All eyes on Albany as state's RTTT app remains up in the air

Governor David Paterson at a meeting about the state’s Race to the Top application on Friday. Arnold Duncan, meet Albany. Whaddya think?

This is the question Governor Paterson and state lawmakers are trying to figure out right now, 48 hours from the deadline for the federal Race to the Top competition.

They’re spending the final hours mulling whether to pass legislation that — depending on who you talk to — would either bolster the state’s chances of winning the race, and as much as $700 million, or would be a “wolf in sheep’s clothing,” imperiling New York’s odds, as Mayor Bloomberg said in a strongly worded statement this afternoon.

The legislation being circulated right now would double the charter school cap to allow 200 new schools in the state. It would also severely rewrite how the schools are opened and closed and in which neighborhoods they’re allowed, following many of the suggestions proposed by the teachers union last week. These include eliminating the city’s power to authorize charter schools, as well as that of the most respected authorizer, the State University of New York, which even authorized the UFT’s own charter school.

(Read the latest legislation here.)

Paterson invoked a recent conversation he had with Secretary of Education Arne Duncan at a public meeting Friday, where he pushed for SUNY to be thrown back in the mix and for the cap to be raised to 460 rather than 400. Then Assembly Speaker Sheldon Silver countered that he’d heard from Duncan’s general counsel, Charles Rose, that a lift to 400 would be enough.

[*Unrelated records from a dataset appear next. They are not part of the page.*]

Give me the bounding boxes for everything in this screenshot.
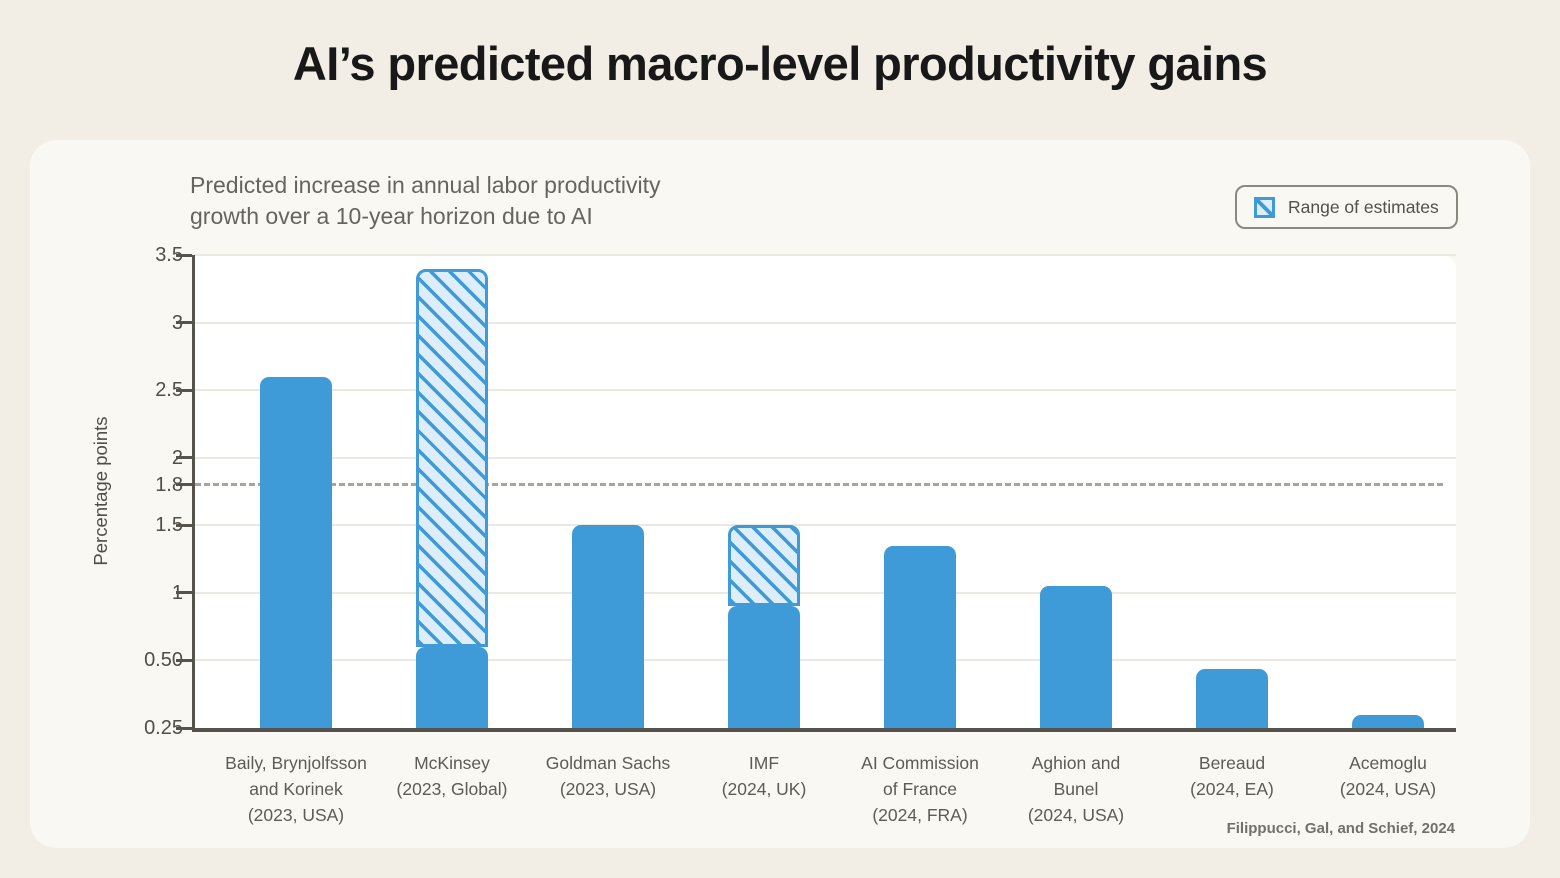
gridline-0.5	[195, 659, 1456, 662]
bar-imf	[728, 606, 800, 728]
hatched-range-swatch-icon	[1254, 196, 1275, 218]
y-tick-label-0.25: 0.25	[144, 717, 183, 739]
chart-card: Predicted increase in annual labor produ…	[30, 140, 1530, 848]
range-band-mckinsey	[416, 268, 488, 647]
legend-label: Range of estimates	[1288, 196, 1439, 217]
y-tick-label-1.5: 1.5	[155, 514, 183, 537]
reference-line-1.8	[195, 482, 1443, 486]
y-tick-label-2.5: 2.5	[155, 379, 183, 402]
bar-mckinsey	[416, 646, 488, 728]
plot-area	[192, 254, 1456, 732]
x-axis-label-acemoglu: Acemoglu (2024, USA)	[1339, 753, 1437, 799]
y-tick-mark-1.5	[176, 523, 192, 527]
bar-acemoglu	[1352, 714, 1424, 728]
y-tick-mark-0.50	[176, 658, 192, 662]
chart-subtitle: Predicted increase in annual labor produ…	[190, 172, 661, 229]
x-axis-label-ai-commission: AI Commission of France (2024, FRA)	[861, 753, 979, 825]
y-tick-mark-1.8	[176, 483, 192, 487]
y-tick-mark-3	[176, 321, 192, 325]
bar-goldman-sachs	[572, 525, 644, 728]
page-title: AI’s predicted macro-level productivity …	[292, 37, 1268, 90]
y-tick-mark-2	[176, 456, 192, 460]
y-tick-label-3.5: 3.5	[155, 244, 183, 266]
y-tick-label-3: 3	[88, 311, 183, 335]
gridline-2	[195, 456, 1456, 459]
bar-bereaud	[1196, 668, 1268, 728]
bar-baily-brynjolfsson	[260, 376, 332, 728]
x-axis-label-goldman-sachs: Goldman Sachs (2023, USA)	[545, 753, 671, 799]
y-tick-label-1: 1	[88, 581, 183, 605]
y-tick-label-1.8: 1.8	[155, 473, 183, 496]
bar-ai-commission	[884, 545, 956, 728]
y-tick-mark-1	[176, 591, 192, 595]
y-tick-mark-3.5	[176, 253, 192, 257]
x-axis-label-imf: IMF (2024, UK)	[721, 753, 807, 799]
gridline-1	[195, 591, 1456, 594]
bar-aghion-and	[1040, 586, 1112, 728]
gridline-2.5	[195, 389, 1456, 392]
y-tick-mark-0.25	[176, 726, 192, 730]
x-axis-label-mckinsey: McKinsey (2023, Global)	[396, 753, 508, 799]
y-tick-mark-2.5	[176, 388, 192, 392]
legend-range-of-estimates: Range of estimates	[1235, 185, 1458, 229]
gridline-3.5	[195, 254, 1456, 256]
source-citation: Filippucci, Gal, and Schief, 2024	[1226, 820, 1455, 837]
x-axis-label-bereaud: Bereaud (2024, EA)	[1190, 753, 1274, 799]
x-axis-label-aghion-and: Aghion and Bunel (2024, USA)	[1027, 753, 1125, 825]
y-tick-label-2: 2	[88, 446, 183, 470]
gridline-1.5	[195, 524, 1456, 527]
x-axis-label-baily-brynjolfsson: Baily, Brynjolfsson and Korinek (2023, U…	[225, 753, 367, 825]
range-band-imf	[728, 525, 800, 607]
gridline-3	[195, 321, 1456, 324]
y-tick-label-0.50: 0.50	[144, 649, 183, 672]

“I know who the secretary of education is. His name is Arnold Duncan, and — ” Paterson affirmed, angrily.

“No, his name is Arne Duncan, as a matter of fact,” Silver cut in.

(Watch the full video of the meeting here.)

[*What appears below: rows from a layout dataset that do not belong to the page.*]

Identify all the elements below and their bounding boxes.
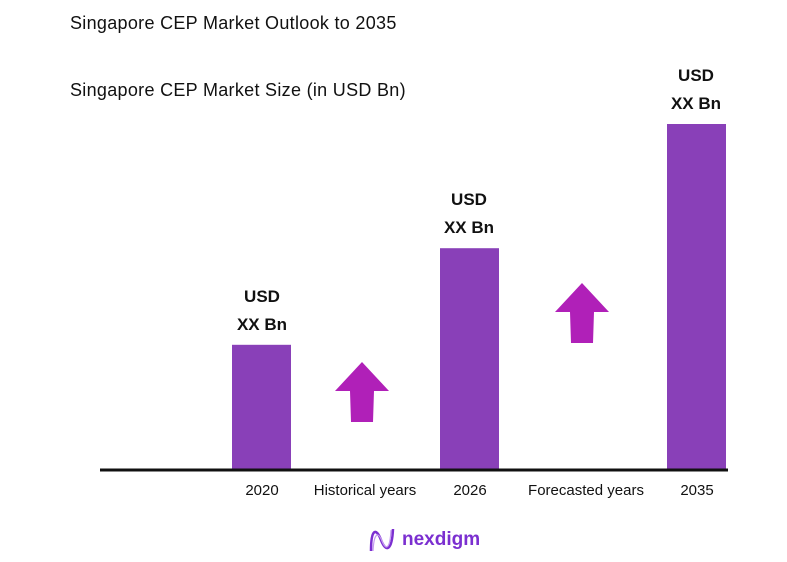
data-label-value: XX Bn xyxy=(670,94,722,113)
period-label-forecasted: Forecasted years xyxy=(528,482,644,499)
data-label-value: XX Bn xyxy=(236,314,288,334)
data-label-currency: USD xyxy=(244,286,280,306)
data-label-currency: USD xyxy=(678,66,714,85)
data-label-currency: USD xyxy=(451,190,487,210)
nexdigm-logo: nexdigm xyxy=(368,527,480,553)
x-tick-label-2020: 2020 xyxy=(245,482,279,499)
data-label-value: XX Bn xyxy=(443,218,495,238)
page-title: Singapore CEP Market Outlook to 2035 xyxy=(70,13,397,33)
data-label-2026: USD XX Bn xyxy=(444,186,494,242)
x-tick-label-2035: 2035 xyxy=(680,482,714,499)
bar-2020 xyxy=(232,344,291,469)
data-label-2020: USD XX Bn xyxy=(237,283,287,339)
bar-2026 xyxy=(440,248,499,469)
period-label-historical: Historical years xyxy=(313,482,417,499)
chart-title: Singapore CEP Market Size (in USD Bn) xyxy=(70,80,406,100)
arrow-up-icon-forecast xyxy=(555,283,609,343)
bar-2035 xyxy=(667,124,726,469)
x-tick-label-2026: 2026 xyxy=(453,482,487,499)
logo-text: nexdigm xyxy=(402,529,481,550)
logo-wave-icon xyxy=(369,528,395,552)
data-label-2035: USD XX Bn xyxy=(671,62,721,118)
arrow-up-icon-historical xyxy=(335,362,389,422)
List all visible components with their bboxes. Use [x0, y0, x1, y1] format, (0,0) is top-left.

The Daily News reported today that Paterson plans to bring lawmakers to work early from vacation, starting tomorrow night at 8pm, in order to hammer out an agreement on the legislation.

Silver argues the legislation will please both the Obama administration, which vowed to reward states that raise restrictions on charter schools, and state lawmakers. Many local legislators side with the teachers union in arguing charter schools need more regulation — and, according to Silver, would not vote to lift the charter school cap without it. Many of the draft legislation’s changes echo recommendations made by the city teachers union last week.

Answering Paterson’s concern that the union-backed changes could end up acting as a “poison pill” that costs New York hundreds of millions of dollars, Silver replied with a pragmatic argument. “Legislation requires votes of legislators,” he said, repeating many lawmakers’ concerns with the schools, which operate outside of the usual public bureaucracy.

Paterson could veto the bill or refuse to go along with it if its language remains mainly unchanged, as a Governor Bloomberg clearly would.

But he also might elect not to block legislation, opting instead to reach a compromise with Assembly Speaker Sheldon Silver and the Senate Democrats. In that case, it’s possible the state could turn its application in along with a dramatically revised charter school law.